Pegana — the peg-risk oracle for Solana.
Pegana is a peg-risk oracle for Solana, an early-warning system that measures the gap between an asset's intrinsic value and its executable market price, flagging deviations before risk moves downstream. It tracks 22 pegged assets, from liquid staking tokens to stablecoins, and publishes every state change across five surfaces: REST, WebSocket, MCP, webhooks, and Telegram. The whole system runs on a Rust microservice pipeline with a public, reproducible Trust Layer. Alpha on mainnet.
Overview
Pegana is a peg-risk oracle for Solana. It compares each asset's intrinsic value with the market price at which it can actually be executed, computes the spread between the two, and publishes the resulting state change before the risk moves downstream. It currently monitors 22 pegged assets on mainnet across six classes, spanning liquid staking tokens, stablecoins, yield-bearing assets, and synthetics.

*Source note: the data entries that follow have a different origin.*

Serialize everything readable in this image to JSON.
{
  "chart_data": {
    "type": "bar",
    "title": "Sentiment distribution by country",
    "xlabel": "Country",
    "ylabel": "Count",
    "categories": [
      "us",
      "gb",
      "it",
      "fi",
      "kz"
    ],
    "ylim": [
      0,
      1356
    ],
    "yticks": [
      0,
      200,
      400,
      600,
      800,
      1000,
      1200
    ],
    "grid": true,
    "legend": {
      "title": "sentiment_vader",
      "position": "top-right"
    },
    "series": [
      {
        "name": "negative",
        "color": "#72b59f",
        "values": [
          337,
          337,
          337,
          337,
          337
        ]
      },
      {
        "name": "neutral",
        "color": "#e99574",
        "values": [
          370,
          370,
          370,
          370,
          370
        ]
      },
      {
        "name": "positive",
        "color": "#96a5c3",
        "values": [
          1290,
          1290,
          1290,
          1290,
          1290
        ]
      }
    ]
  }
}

Every asset is classified by a five-state machine: PEGGED, DRIFT, DEPEG, CRITICAL, and UNKNOWN.
The challenge
Peg risk is hard because the quoted price rarely matches the price at which you can actually exit a position, and small deviations can turn into contagion before they show up on any dashboard. A raw signal flickers and produces false alarms; a signal that is too slow warns too late. Pegana measures the spread, smooths it with an exponential weighted moving average, and applies per-asset thresholds with asymmetric hysteresis, so noise does not become an alert and real movement is not missed. Each class reads from a single source with no price blending, which keeps the origin of every data point traceable.
Outcome
The system runs in alpha on Solana mainnet, on a pipeline of Rust services with a TypeScript layer, and publishes every state change across five channels: REST, WebSocket, MCP, signed webhooks, and a Telegram bot. MCP access is paid through x402 and aimed at agents in Claude, Cursor, and Cline. All of it sits on a public Trust Layer: every parameter, from threshold to dwell time, is version-controlled in open configuration with no black-box logic, so anyone can reproduce a state from raw inputs.